6. Innovations and Comparative Evaluation
Key technical strengths of 3DEST include:
- Explicit 3D spatial embedding and windowed attention adapted to physical geometry (spherical coordinates for weather/climate, 3D triplane for assets, cube representation for subsurface).
- Learnable Earth-specific positional biases that improve attention computation in physically structured grids.
- Early fusion and multimodal encoding that allows seamless expansion to new data types.
- Hierarchical temporal strategies and multi-view constraints that enhance both forecasting and generative fidelity.
- Efficient and scalable transformer backbone compatible with high-parameter implementations and extensive data augmentation.
Comparative evaluations indicate significant improvements over traditional NWP, convolutional baselines, and earlier transformer designs in tasks spanning Earth system forecasting, asset generation, object detection, and geospatial learning. For example, the Interactive SSM paradigm (Wang et al., 18 Mar 2025) demonstrates superior 3D object detection accuracy by dynamic update of both query and scene features, outperforming DETR-based baselines by +5.3 AP50 points on ScanNetV2.
7. Challenges and Future Directions
Operationalization of 3DEST architectures presents challenges, including:
- Computational overhead in handling high-resolution, multiscale 3D data, suggesting ongoing refinement of kernel precomputation, memory reuse, and efficient inversion algorithms.
- Extension to full 4D (space-time) models for comprehensive dynamic forecasting.

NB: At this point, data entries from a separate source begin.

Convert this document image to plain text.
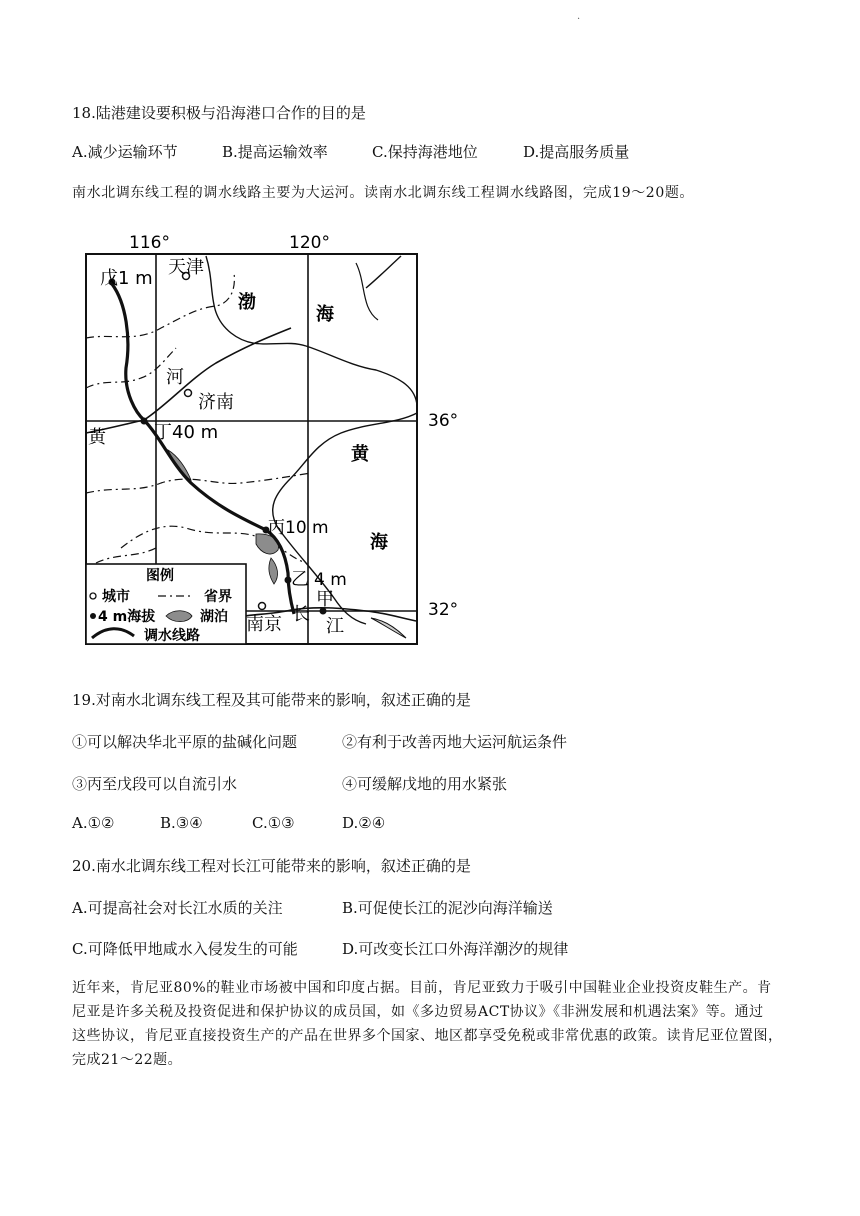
·
18.陆港建设要积极与沿海港口合作的目的是
A.减少运输环节	B.提高运输效率	C.保持海港地位	D.提高服务质量
南水北调东线工程的调水线路主要为大运河。读南水北调东线工程调水线路图，完成19～20题。
116°	120°
36°
32°
戊1 m
天津
渤
海
河
济南
黄	丁40 m
黄
丙10 m
海
乙 4 m
甲
南京 长
江
图例
城市	省界
4 m海拔	湖泊
调水线路
19.对南水北调东线工程及其可能带来的影响，叙述正确的是
①可以解决华北平原的盐碱化问题	②有利于改善丙地大运河航运条件
③丙至戊段可以自流引水	④可缓解戊地的用水紧张
A.①②	B.③④	C.①③	D.②④
20.南水北调东线工程对长江可能带来的影响，叙述正确的是
A.可提高社会对长江水质的关注	B.可促使长江的泥沙向海洋输送
C.可降低甲地咸水入侵发生的可能	D.可改变长江口外海洋潮汐的规律
近年来，肯尼亚80%的鞋业市场被中国和印度占据。目前，肯尼亚致力于吸引中国鞋业企业投资皮鞋生产。肯
尼亚是许多关税及投资促进和保护协议的成员国，如《多边贸易ACT协议》《非洲发展和机遇法案》等。通过
这些协议，肯尼亚直接投资生产的产品在世界多个国家、地区都享受免税或非常优惠的政策。读肯尼亚位置图，
完成21～22题。
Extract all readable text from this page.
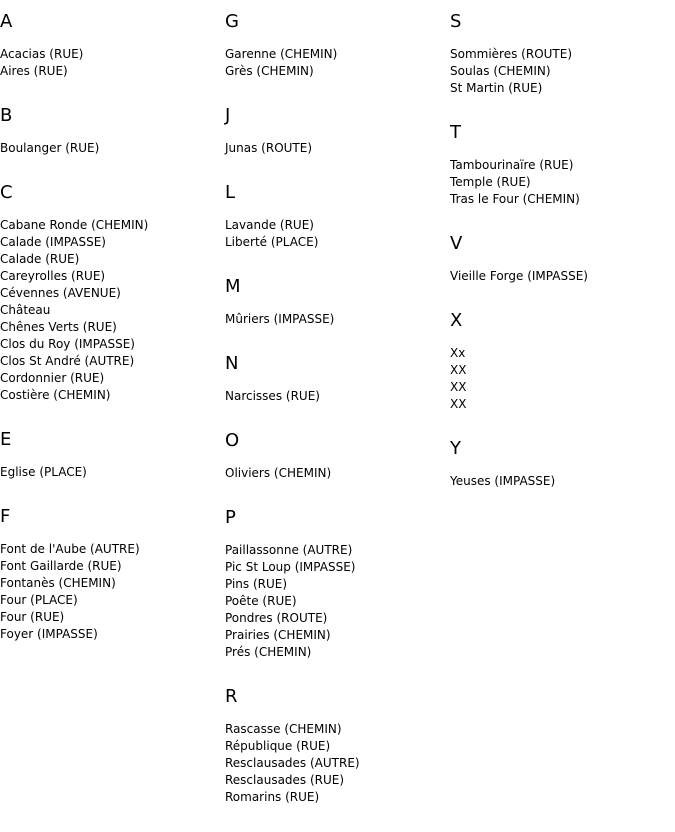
A
Acacias (RUE)
Aires (RUE)
B
Boulanger (RUE)
C
Cabane Ronde (CHEMIN)
Calade (IMPASSE)
Calade (RUE)
Careyrolles (RUE)
Cévennes (AVENUE)
Château
Chênes Verts (RUE)
Clos du Roy (IMPASSE)
Clos St André (AUTRE)
Cordonnier (RUE)
Costière (CHEMIN)
E
Eglise (PLACE)
F
Font de l'Aube (AUTRE)
Font Gaillarde (RUE)
Fontanès (CHEMIN)
Four (PLACE)
Four (RUE)
Foyer (IMPASSE)
G
Garenne (CHEMIN)
Grès (CHEMIN)
J
Junas (ROUTE)
L
Lavande (RUE)
Liberté (PLACE)
M
Mûriers (IMPASSE)
N
Narcisses (RUE)
O
Oliviers (CHEMIN)
P
Paillassonne (AUTRE)
Pic St Loup (IMPASSE)
Pins (RUE)
Poête (RUE)
Pondres (ROUTE)
Prairies (CHEMIN)
Prés (CHEMIN)
R
Rascasse (CHEMIN)
République (RUE)
Resclausades (AUTRE)
Resclausades (RUE)
Romarins (RUE)
S
Sommières (ROUTE)
Soulas (CHEMIN)
St Martin (RUE)
T
Tambourinaïre (RUE)
Temple (RUE)
Tras le Four (CHEMIN)
V
Vieille Forge (IMPASSE)
X
Xx
XX
XX
XX
Y
Yeuses (IMPASSE)
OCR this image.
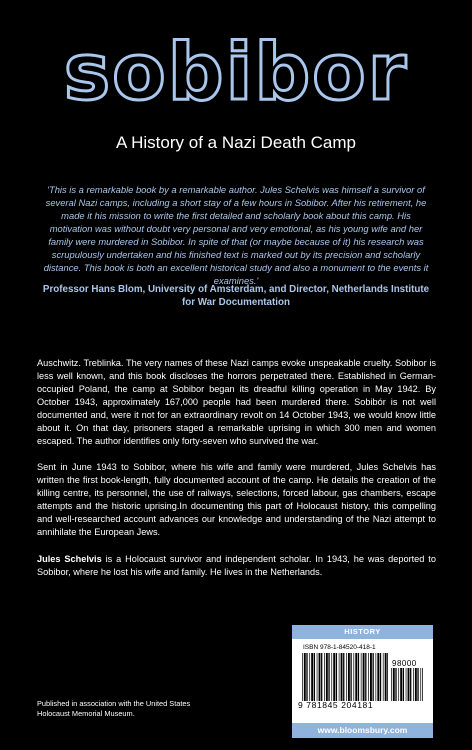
sobibor
A History of a Nazi Death Camp
'This is a remarkable book by a remarkable author. Jules Schelvis was himself a survivor of several Nazi camps, including a short stay of a few hours in Sobibor. After his retirement, he made it his mission to write the first detailed and scholarly book about this camp. His motivation was without doubt very personal and very emotional, as his young wife and her family were murdered in Sobibor. In spite of that (or maybe because of it) his research was scrupulously undertaken and his finished text is marked out by its precision and scholarly distance. This book is both an excellent historical study and also a monument to the events it examines.'
Professor Hans Blom, University of Amsterdam, and Director, Netherlands Institute for War Documentation
Auschwitz. Treblinka. The very names of these Nazi camps evoke unspeakable cruelty. Sobibor is less well known, and this book discloses the horrors perpetrated there. Established in German-occupied Poland, the camp at Sobibor began its dreadful killing operation in May 1942. By October 1943, approximately 167,000 people had been murdered there. Sobibór is not well documented and, were it not for an extraordinary revolt on 14 October 1943, we would know little about it. On that day, prisoners staged a remarkable uprising in which 300 men and women escaped. The author identifies only forty-seven who survived the war.
Sent in June 1943 to Sobibor, where his wife and family were murdered, Jules Schelvis has written the first book-length, fully documented account of the camp. He details the creation of the killing centre, its personnel, the use of railways, selections, forced labour, gas chambers, escape attempts and the historic uprising.In documenting this part of Holocaust history, this compelling and well-researched account advances our knowledge and understanding of the Nazi attempt to annihilate the European Jews.
Jules Schelvis is a Holocaust survivor and independent scholar. In 1943, he was deported to Sobibor, where he lost his wife and family. He lives in the Netherlands.
Published in association with the United States
Holocaust Memorial Museum.
HISTORY
ISBN 978-1-84520-418-1
98000
9 781845 204181
www.bloomsbury.com
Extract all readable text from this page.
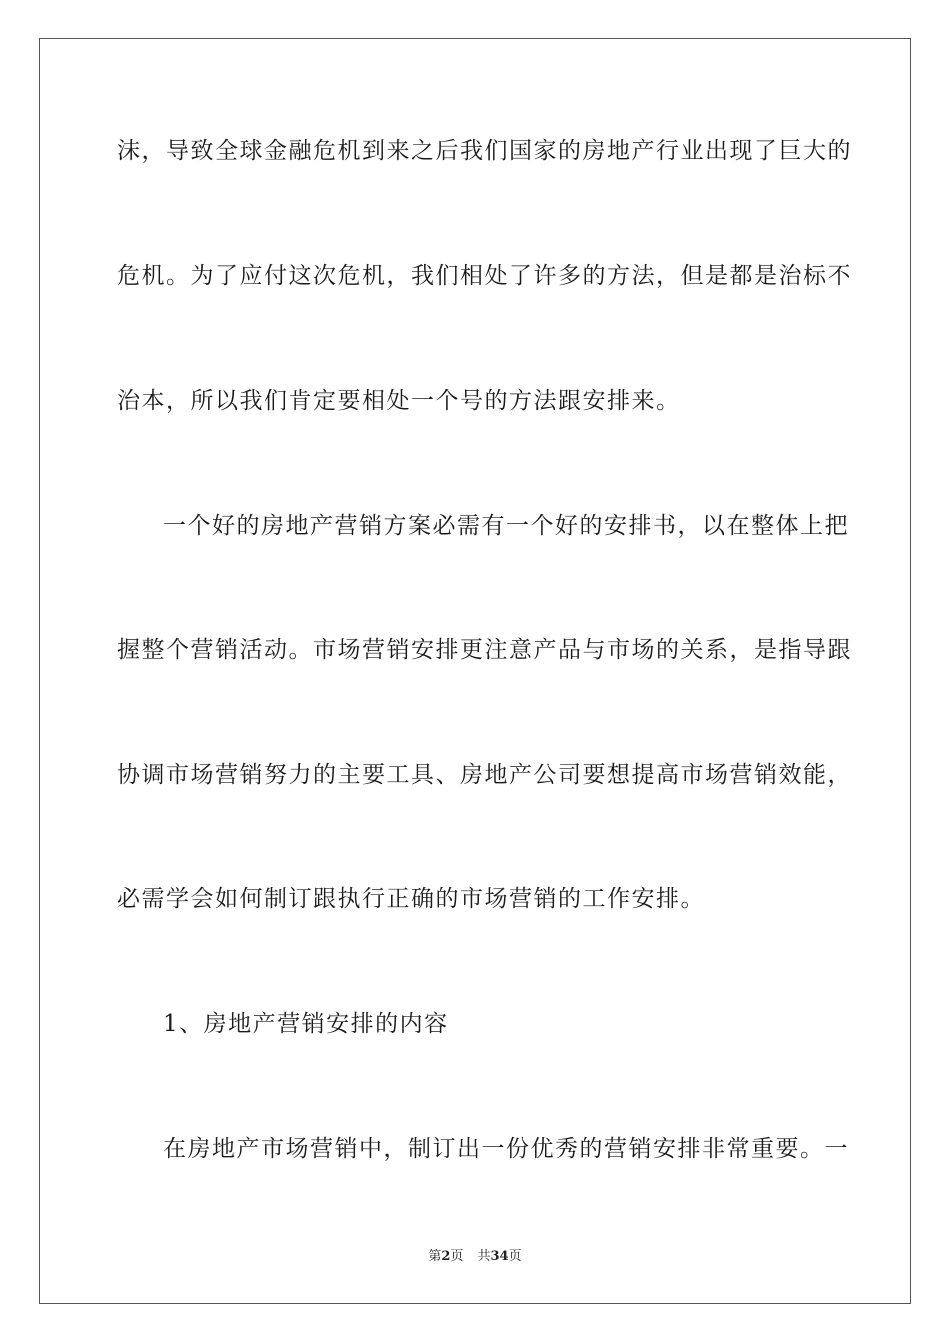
沫，导致全球金融危机到来之后我们国家的房地产行业出现了巨大的
危机。为了应付这次危机，我们相处了许多的方法，但是都是治标不
治本，所以我们肯定要相处一个号的方法跟安排来。
一个好的房地产营销方案必需有一个好的安排书，以在整体上把
握整个营销活动。市场营销安排更注意产品与市场的关系，是指导跟
协调市场营销努力的主要工具、房地产公司要想提高市场营销效能，
必需学会如何制订跟执行正确的市场营销的工作安排。
1、房地产营销安排的内容
在房地产市场营销中，制订出一份优秀的营销安排非常重要。一
第2页 共34页
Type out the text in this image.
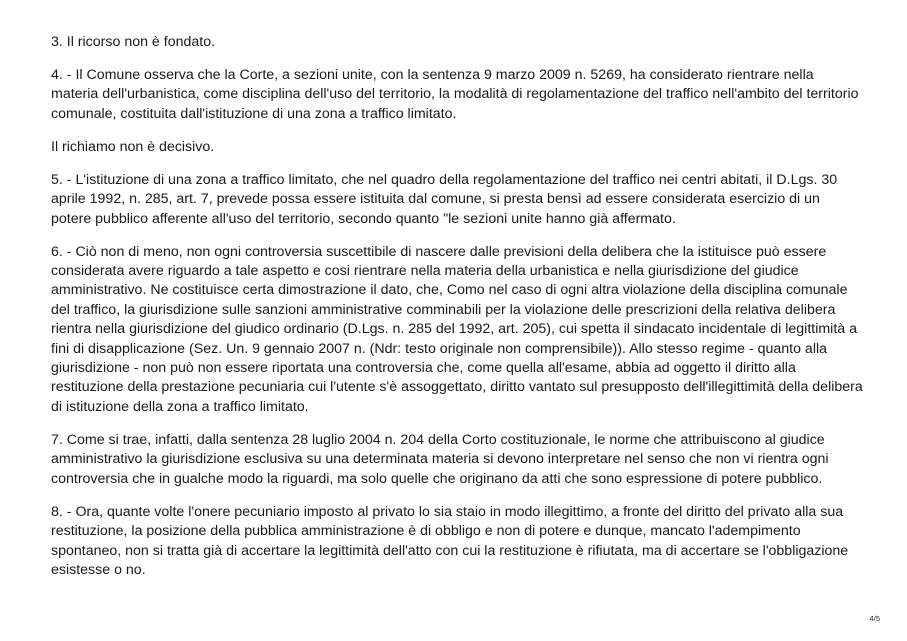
3. Il ricorso non è fondato.

4. - Il Comune osserva che la Corte, a sezioni unite, con la sentenza 9 marzo 2009 n. 5269, ha considerato rientrare nella materia dell'urbanistica, come disciplina dell'uso del territorio, la modalità di regolamentazione del traffico nell'ambito del territorio comunale, costituita dall'istituzione di una zona a traffico limitato.

Il richiamo non è decisivo.

5. - L'istituzione di una zona a traffico limitato, che nel quadro della regolamentazione del traffico nei centri abitati, il D.Lgs. 30 aprile 1992, n. 285, art. 7, prevede possa essere istituita dal comune, si presta bensì ad essere considerata esercizio di un potere pubblico afferente all'uso del territorio, secondo quanto "le sezioni unite hanno già affermato.

6. - Ciò non di meno, non ogni controversia suscettibile di nascere dalle previsioni della delibera che la istituisce può essere considerata avere riguardo a tale aspetto e cosi rientrare nella materia della urbanistica e nella giurisdizione del giudice amministrativo. Ne costituisce certa dimostrazione il dato, che, Como nel caso di ogni altra violazione della disciplina comunale del traffico, la giurisdizione sulle sanzioni amministrative comminabili per la violazione delle prescrizioni della relativa delibera rientra nella giurisdizione del giudico ordinario (D.Lgs. n. 285 del 1992, art. 205), cui spetta il sindacato incidentale di legittimità a fini di disapplicazione (Sez. Un. 9 gennaio 2007 n. (Ndr: testo originale non comprensibile)). Allo stesso regime - quanto alla giurisdizione - non può non essere riportata una controversia che, come quella all'esame, abbia ad oggetto il diritto alla restituzione della prestazione pecuniaria cui l'utente s'è assoggettato, diritto vantato sul presupposto dell'illegittimità della delibera di istituzione della zona a traffico limitato.

7. Come si trae, infatti, dalla sentenza 28 luglio 2004 n. 204 della Corto costituzionale, le norme che attribuiscono al giudice amministrativo la giurisdizione esclusiva su una determinata materia si devono interpretare nel senso che non vi rientra ogni controversia che in gualche modo la riguardi, ma solo quelle che originano da atti che sono espressione di potere pubblico.

8. - Ora, quante volte l'onere pecuniario imposto al privato lo sia staio in modo illegittimo, a fronte del diritto del privato alla sua restituzione, la posizione della pubblica amministrazione è di obbligo e non di potere e dunque, mancato l'adempimento spontaneo, non si tratta già di accertare la legittimità dell'atto con cui la restituzione è rifiutata, ma di accertare se l'obbligazione esistesse o no.

4/5
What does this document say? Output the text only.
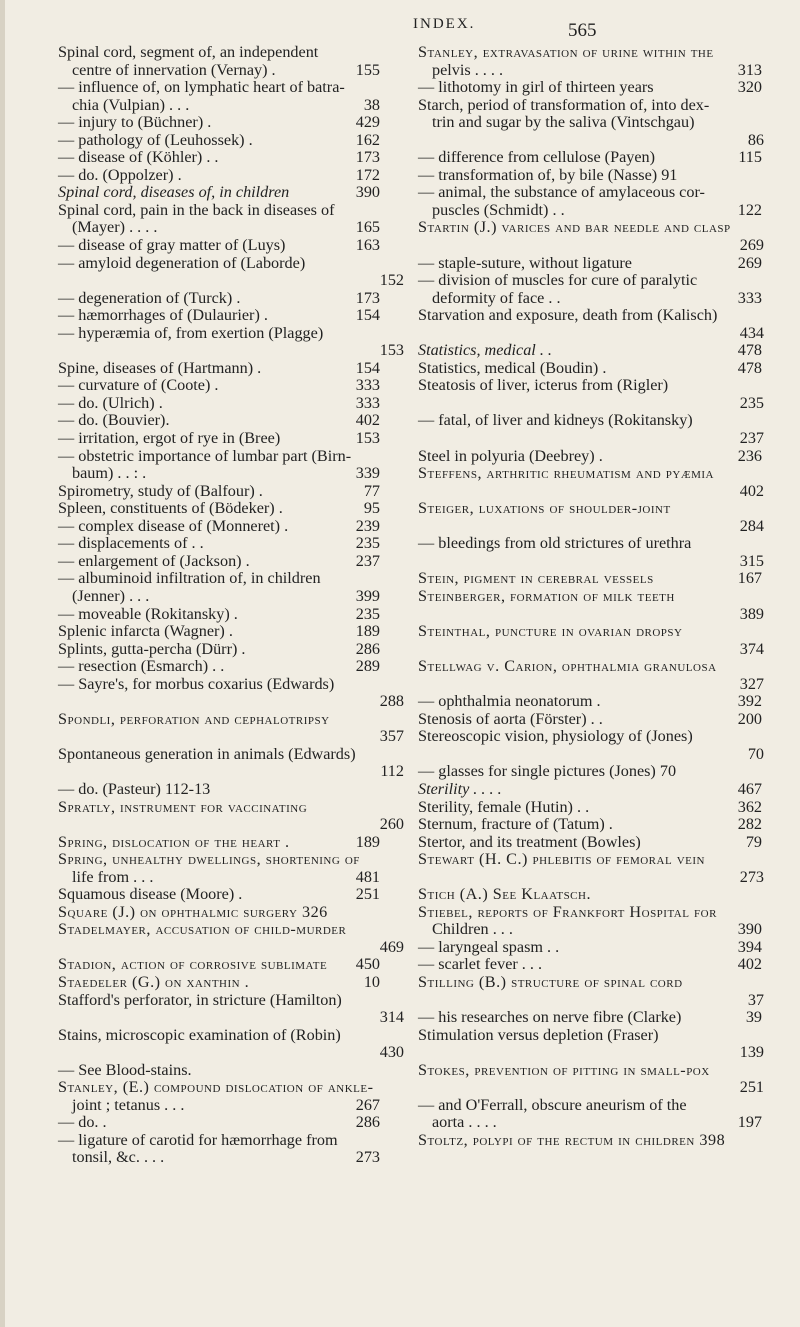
INDEX.	565
Spinal cord, segment of, an independent
centre of innervation (Vernay) .	155
— influence of, on lymphatic heart of batra-
chia (Vulpian) . . .	38
— injury to (Büchner) .	429
— pathology of (Leuhossek) .	162
— disease of (Köhler) . .	173
— do. (Oppolzer) .	172
Spinal cord, diseases of, in children	390
Spinal cord, pain in the back in diseases of
(Mayer) . . . .	165
— disease of gray matter of (Luys)	163
— amyloid degeneration of (Laborde)
152
— degeneration of (Turck) .	173
— hæmorrhages of (Dulaurier) .	154
— hyperæmia of, from exertion (Plagge)
153
Spine, diseases of (Hartmann) .	154
— curvature of (Coote) .	333
— do. (Ulrich) .	333
— do. (Bouvier).	402
— irritation, ergot of rye in (Bree)	153
— obstetric importance of lumbar part (Birn-
baum) . . : .	339
Spirometry, study of (Balfour) .	77
Spleen, constituents of (Bödeker) .	95
— complex disease of (Monneret) .	239
— displacements of . .	235
— enlargement of (Jackson) .	237
— albuminoid infiltration of, in children
(Jenner) . . .	399
— moveable (Rokitansky) .	235
Splenic infarcta (Wagner) .	189
Splints, gutta-percha (Dürr) .	286
— resection (Esmarch) . .	289
— Sayre's, for morbus coxarius (Edwards)
288
Spondli, perforation and cephalotripsy
357
Spontaneous generation in animals (Edwards)
112
— do. (Pasteur) 112-13
Spratly, instrument for vaccinating
260
Spring, dislocation of the heart .	189
Spring, unhealthy dwellings, shortening of
life from . . .	481
Squamous disease (Moore) .	251
Square (J.) on ophthalmic surgery 326
Stadelmayer, accusation of child-murder
469
Stadion, action of corrosive sublimate 450
Staedeler (G.) on xanthin .	10
Stafford's perforator, in stricture (Hamilton)
314
Stains, microscopic examination of (Robin)
430
— See Blood-stains.
Stanley, (E.) compound dislocation of ankle-
joint ; tetanus . . .	267
— do. .	286
— ligature of carotid for hæmorrhage from
tonsil, &c. . . .	273
Stanley, extravasation of urine within the
pelvis . . . .	313
— lithotomy in girl of thirteen years	320
Starch, period of transformation of, into dex-
trin and sugar by the saliva (Vintschgau)
86
— difference from cellulose (Payen)	115
— transformation of, by bile (Nasse) 91
— animal, the substance of amylaceous cor-
puscles (Schmidt) . .	122
Startin (J.) varices and bar needle and clasp
269
— staple-suture, without ligature	269
— division of muscles for cure of paralytic
deformity of face . .	333
Starvation and exposure, death from (Kalisch)
434
Statistics, medical . .	478
Statistics, medical (Boudin) .	478
Steatosis of liver, icterus from (Rigler)
235
— fatal, of liver and kidneys (Rokitansky)
237
Steel in polyuria (Deebrey) .	236
Steffens, arthritic rheumatism and pyæmia
402
Steiger, luxations of shoulder-joint
284
— bleedings from old strictures of urethra
315
Stein, pigment in cerebral vessels	167
Steinberger, formation of milk teeth
389
Steinthal, puncture in ovarian dropsy
374
Stellwag v. Carion, ophthalmia granulosa
327
— ophthalmia neonatorum .	392
Stenosis of aorta (Förster) . .	200
Stereoscopic vision, physiology of (Jones)
70
— glasses for single pictures (Jones) 70
Sterility . . . .	467
Sterility, female (Hutin) . .	362
Sternum, fracture of (Tatum) .	282
Stertor, and its treatment (Bowles)	79
Stewart (H. C.) phlebitis of femoral vein
273
Stich (A.) See Klaatsch.
Stiebel, reports of Frankfort Hospital for
Children . . .	390
— laryngeal spasm . .	394
— scarlet fever . . .	402
Stilling (B.) structure of spinal cord
37
— his researches on nerve fibre (Clarke)	39
Stimulation versus depletion (Fraser)
139
Stokes, prevention of pitting in small-pox
251
— and O'Ferrall, obscure aneurism of the
aorta . . . .	197
Stoltz, polypi of the rectum in children 398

- Improved physical grounding via incorporation of meteorological, geological, and geophysical priors, potentially via hybrid stochastic-deterministic architectures.
- Zero-shot generalization and modality expansion via natural language embedding.
- Integration with digital twin frameworks for real-time simulation and hazard assessment.
Advances in positional encoding, attention mechanisms, and multimodal representation are likely to further enhance the fidelity and scope of Earth-specific transformers, supporting increasingly holistic approaches to environmental and planetary modeling.
A 3D Earth-Specific Transformer is thus an extensible, physically grounded, and scalable architecture that encodes spatial, temporal, and modal structure of Earth system observations. Its innovations in encoding, aggregation, and fusion have propelled advances in weather forecasting, geospatial asset synthesis, subsurface reconstruction, and spherical vision, with documented improvements in accuracy, efficiency, and adaptability across a range of scientific domains.